Maître AYACHE a conclu le 21 décembre 2005 pour demander de :
- débouter la société ORSANS PRODUCTIONS de son appel et la dire mal fondée. En constatant que Maître AYACHE , ès qualités, fait siens l'intégralité des motifs et considérant du jugement rendu par le tribunal de commerce de PARIS en date du 21 septembre 2005, faire droit à ses demandes.
en conséquence,
- confirmer le jugement.
à titre subsidiaire :
- juger que la société ORSANS PRODUCTIONS sera tenue de former une garantie d'enchères et devra s'engager à faire l'avance des frais préliminaires.
en tout état de cause :
- condamner la société ORSANS PRODUCTIONS au paiement d'une somme de 10.000 euros au titre de l'article 700 du Nouveau Code de procédure civile au profit de Maître AYACHE , ès qualités, pour les frais irrépétibles en cause d'appel.
MOTIFS DE LA DECISION
L'ordonnance du 27 mars 2001 du juge-commissaire chargé de la liquidation
judiciaire de la SARL BANFILM a été prise au visa et conformément à l'article 622-18 du Code de commerce qui donne au juge-commissaire le choix entre la vente aux enchères publiques et la vente de gré à gré. Le juge-commissaire a choisi la vente de gré à gré.

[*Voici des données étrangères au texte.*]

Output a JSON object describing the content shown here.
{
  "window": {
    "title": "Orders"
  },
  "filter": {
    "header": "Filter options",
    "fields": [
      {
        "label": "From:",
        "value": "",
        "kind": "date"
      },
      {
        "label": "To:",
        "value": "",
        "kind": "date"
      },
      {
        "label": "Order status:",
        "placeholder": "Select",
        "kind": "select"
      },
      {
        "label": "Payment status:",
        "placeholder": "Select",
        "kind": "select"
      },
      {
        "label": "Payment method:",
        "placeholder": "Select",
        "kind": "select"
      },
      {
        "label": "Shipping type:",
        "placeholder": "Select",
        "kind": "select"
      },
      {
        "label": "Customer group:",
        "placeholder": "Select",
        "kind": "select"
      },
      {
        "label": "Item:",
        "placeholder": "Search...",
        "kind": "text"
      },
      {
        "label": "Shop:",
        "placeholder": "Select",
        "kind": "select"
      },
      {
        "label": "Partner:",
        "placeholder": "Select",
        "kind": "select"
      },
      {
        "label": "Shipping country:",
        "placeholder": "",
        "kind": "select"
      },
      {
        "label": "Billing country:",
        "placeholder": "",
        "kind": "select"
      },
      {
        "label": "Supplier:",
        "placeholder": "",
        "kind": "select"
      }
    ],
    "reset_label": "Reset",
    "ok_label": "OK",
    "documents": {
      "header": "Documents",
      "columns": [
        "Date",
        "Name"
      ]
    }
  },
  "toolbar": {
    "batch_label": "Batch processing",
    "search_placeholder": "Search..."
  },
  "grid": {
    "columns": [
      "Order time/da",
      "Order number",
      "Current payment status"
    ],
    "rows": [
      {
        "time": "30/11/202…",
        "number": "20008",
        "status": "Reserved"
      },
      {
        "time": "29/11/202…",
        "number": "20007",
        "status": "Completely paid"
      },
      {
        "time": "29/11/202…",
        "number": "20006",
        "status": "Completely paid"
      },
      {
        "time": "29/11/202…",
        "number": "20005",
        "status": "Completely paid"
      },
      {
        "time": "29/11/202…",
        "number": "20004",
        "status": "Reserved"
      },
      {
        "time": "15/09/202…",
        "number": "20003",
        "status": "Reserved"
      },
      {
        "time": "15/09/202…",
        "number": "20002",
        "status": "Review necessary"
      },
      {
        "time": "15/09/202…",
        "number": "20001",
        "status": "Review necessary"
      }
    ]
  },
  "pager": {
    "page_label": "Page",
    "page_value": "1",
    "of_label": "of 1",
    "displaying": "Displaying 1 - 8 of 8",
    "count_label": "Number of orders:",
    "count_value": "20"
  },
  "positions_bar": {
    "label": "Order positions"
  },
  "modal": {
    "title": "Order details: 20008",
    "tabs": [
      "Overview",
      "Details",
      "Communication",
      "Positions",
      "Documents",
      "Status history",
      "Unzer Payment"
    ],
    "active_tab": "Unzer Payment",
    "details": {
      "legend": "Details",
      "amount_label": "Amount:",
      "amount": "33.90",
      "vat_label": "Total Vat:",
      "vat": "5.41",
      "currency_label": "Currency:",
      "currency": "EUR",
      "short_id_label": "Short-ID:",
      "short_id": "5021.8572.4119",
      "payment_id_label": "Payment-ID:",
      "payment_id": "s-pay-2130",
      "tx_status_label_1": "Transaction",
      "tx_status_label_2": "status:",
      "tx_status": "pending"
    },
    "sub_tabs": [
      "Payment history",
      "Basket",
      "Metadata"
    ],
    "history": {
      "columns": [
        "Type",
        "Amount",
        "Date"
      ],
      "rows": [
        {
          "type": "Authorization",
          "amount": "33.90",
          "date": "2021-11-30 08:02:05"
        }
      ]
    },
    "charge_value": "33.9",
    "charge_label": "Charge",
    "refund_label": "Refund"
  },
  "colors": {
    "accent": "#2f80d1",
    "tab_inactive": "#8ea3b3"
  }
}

L'ordonnance vise la requête du 25 janvier 2001 du mandataire liquidateur qui exposait que la société API GESTION avait offert d'acheter amiablement les droits litigieux pour la prix de 565.000 francs et que la société ORSANS PRODUCTION exerçant son droit de préemption avait offert la même somme, la requête précisant les conditions de cette offre, l'avis favorable à cette dernière cession de l'expert désigné par le jugement de liquidation et celui également favorable de la gérante de la société BANFILM.
C'est dans ces conditions que le juge-commissaire a choisi, et non le liquidateur comme le soutient vainement l'appelante, la procédure de la vente de gré à gré, le liquidateur ayant recueilli les offres conformément à sa mission.
L'appelante confond à tort le recueil d'offres en vue de la vente de gré à gré avec des enchères privées illégales. En effet, l'appelante, bénéficiaire du droit de préemption, ayant fait une offre d'achat le 13 mars 2000, confirmée par plusieurs courriers des 4 avril 2000 , 18 août 2000 et 21 août 2000 au prix de 300.000 francs, il appartenait au liquidateur , ne serait-ce que dans l'intérêt des créanciers et du débiteur qui a été dûment informé et a donné son accord de recueillir des offres en rapport avec la valeur réelle des droits à céder. Par lettre du 22 août 2000, la société ORSANS en a été informée ; elle n'a pas modifiée son offre initiale se réservant de faire valoir le moment venu son droit de préemption.
La procédure instituée par l'article L 132-20 du Code de la propriété intellectuelle qui dispose que ' la meilleure offre est portée à la connaissance du titulaire du droit de préemption ' a été respectée et en définitive la société ORSANS a exercé son droit de préemption.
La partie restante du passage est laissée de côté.